Эти витки повторялись все чаще и вели куда-то вниз, в непроглядную темноту, которая лишь изредка озарялась лучом света: в часы любви, или общей работы, или разговоров, во время которых они строили совместные планы. А ему так хотелось открыть перед ней всю душу, рассказать, что он чувствует, к чему стремится, чего страшится в этой жизни, ведь никогда еще женщина не становилась ему так близка — умная, нежная, терпеливая, — но какая-то потайная дверца у нее внутри все время оставалась для него закрыта, и подобрать ключик ему никак не удавалось. Он был уверен, что сумел бы помочь ей преодолеть отчаяние, рассеять тьму. Тони задолго до их знакомства начала бояться этой тьмы. А его любила, скорее всего, именно за упорство и выдержку, с какими пытался он избавить ее от страхов.
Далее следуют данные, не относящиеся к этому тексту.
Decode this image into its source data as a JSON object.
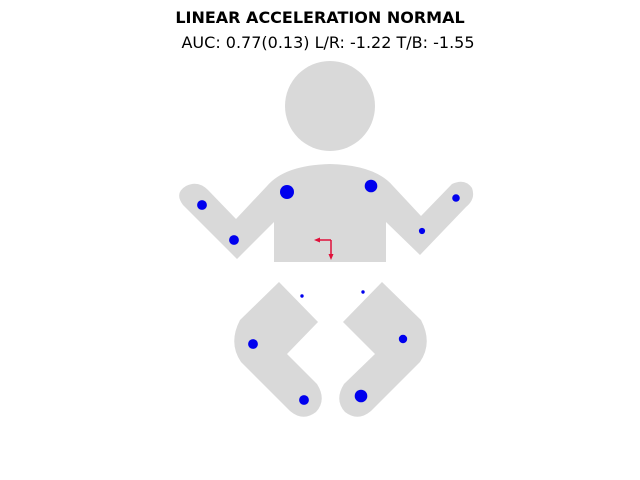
{
  "chart_data": {
    "type": "scatter",
    "title": "LINEAR ACCELERATION NORMAL",
    "subtitle": "AUC: 0.77(0.13) L/R: -1.22 T/B: -1.55",
    "metrics": {
      "auc": 0.77,
      "auc_sd": 0.13,
      "left_right": -1.22,
      "top_bottom": -1.55
    },
    "body_figure": "infant-silhouette",
    "sensors": [
      {
        "name": "left-hand",
        "magnitude": 0.55
      },
      {
        "name": "left-forearm",
        "magnitude": 0.55
      },
      {
        "name": "left-shoulder",
        "magnitude": 0.85
      },
      {
        "name": "right-shoulder",
        "magnitude": 0.75
      },
      {
        "name": "right-hand",
        "magnitude": 0.4
      },
      {
        "name": "right-forearm",
        "magnitude": 0.3
      },
      {
        "name": "left-hip",
        "magnitude": 0.1
      },
      {
        "name": "right-hip",
        "magnitude": 0.1
      },
      {
        "name": "left-knee",
        "magnitude": 0.55
      },
      {
        "name": "right-knee",
        "magnitude": 0.45
      },
      {
        "name": "left-foot",
        "magnitude": 0.55
      },
      {
        "name": "right-foot",
        "magnitude": 0.75
      }
    ],
    "colors": {
      "body": "#d9d9d9",
      "sensor": "#0000ee",
      "arrow": "#e0103a"
    }
  }
}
Но почему теперь — ведь они в Париже! С легким раздражением Джиджи перебирал в уме разнообразные проявления кризиса: то резким движением сбросит что-нибудь на пол, то врубит на всю катушку проигрыватель, будто пытаясь потушить внезапно вспыхнувший пожар, то сорвет с себя всю одежду и стоит голая перед шкафом, не зная, что надеть — вечернее платье или джинсы с футболкой. А то дробно застучит каблуками и запрется в комнате, словно отгораживаясь от мира. Когда спираль против воли увлекала ее вниз, как в омут, Тони временами, не в силах справиться с отчаянием, стонала тихонько, как больной котенок. Этот жалобный скулеж все нарастал, переходил в душераздирающий визг. Джиджи прибегал, начинал говорить ласковые, ничего не значащие слова (так успокаивают животных или младенцев), крепко обнимал, чтобы перестала кричать или, чего доброго, не учинила над собой чего-нибудь. Но почему это должно было произойти в Париже? Они всего четыре дня как приехали, а до этого долго мечтали провести отпуск в Париже. Его пригласил Жан-Люк, вернувшийся на родину после своей американской авантюры: теперь он уже не обрушивал на других свою сумасшедшую механическую музыку, а играл в унисон с остальными. Джиджи пил и смеялся вместе с ним, вспоминал былое время надежд и вдохновений. Они ругались и тут же мирились, а Тони и бледная эльзаска, новая подруга Жан-Люка, любовно подтрунивали над своими несостоявшимися Фицджеральдом и Гершвином. Потом друзья уехали на гастроли в провинцию; оставшись вдвоем, они в первый вечер поужинали в крохотном бистро, съели что-то легкое, но очень вкусное, распили бутылку «Сансер», которое, как им казалось, источало запах ландышей (этот аромат в начале мая витал над всем Парижем). Сходили в театр поглядеть на шутовскую, искрометную грацию Полянского (правда, Тони он раздражал, а Джиджи восхищался его умением сочетать в себе чудовищную наивность гениального Моцарта с дешевым фиглярством Сальери). Занялись любовью под шорох дождя по кособокой крыше мансарды. Он заснул измученный, счастливый, обняв свою возлюбленную в чреве этого чужого города. Она же мучилась бессонницей, перечеркнувшей все дневные радости, и с этой ночи не могла освободиться от жестоких пут.